3. ´Kunstunterricht`: In den vergangenen Jahren hat es unter den Fachtheoretikern um den Begriff ´Ästhetische Erziehung` zunehmend heftige Diskussionen gegeben. Ich werde in Kapitel 3.2. in Verbindung mit dem Thema Werbung im Kunstunterricht zwar notgedrungen kurz auf die Erweiterung der Fachgegenstände des Kunstunterrichtes zu sprechen kommen, dennoch nicht weiter auf den fachdidaktischen Disput oder die Geschichte des Faches eingehen.
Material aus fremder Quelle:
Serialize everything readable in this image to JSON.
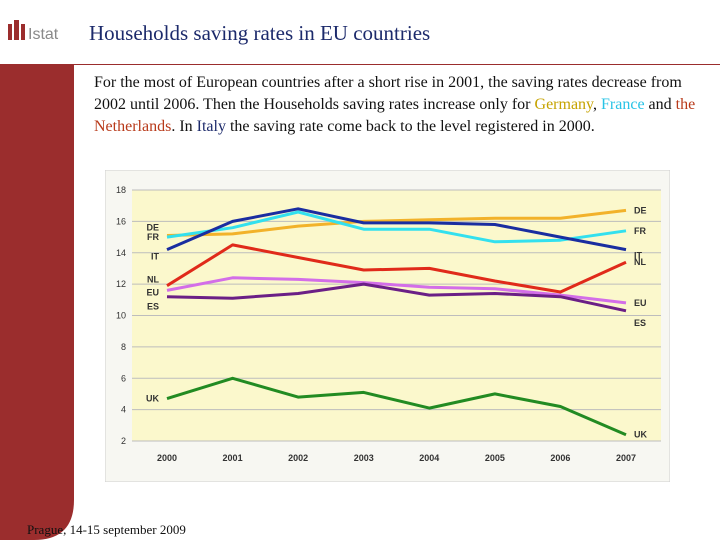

In Berlin heißt das Fach ´Bildende Kunst`. Ich werde im Folgenden der Begriffsbestimmung des Lehrplanes folgen, der den Begriff der ´Ästhetischen Erziehung im Fach Bildender Kunst` verwendet (vgl. Vorläufiger Rahmenplan für Unterricht und Erziehung in der Berliner Schule. Grundschule, Fach Bildende Kunst. 1979). Wenn ich von ´Kunstunterricht` spreche, meine ich damit ästhetische Erziehung und beziehe mich damit auf die Konzeption, die der Fachdidaktik zugrunde liegt. Meine Überlegungen beziehen sich immer auf das Konzept der ästhetischen Erziehung für das Unterrichtsfach Bildende Kunst.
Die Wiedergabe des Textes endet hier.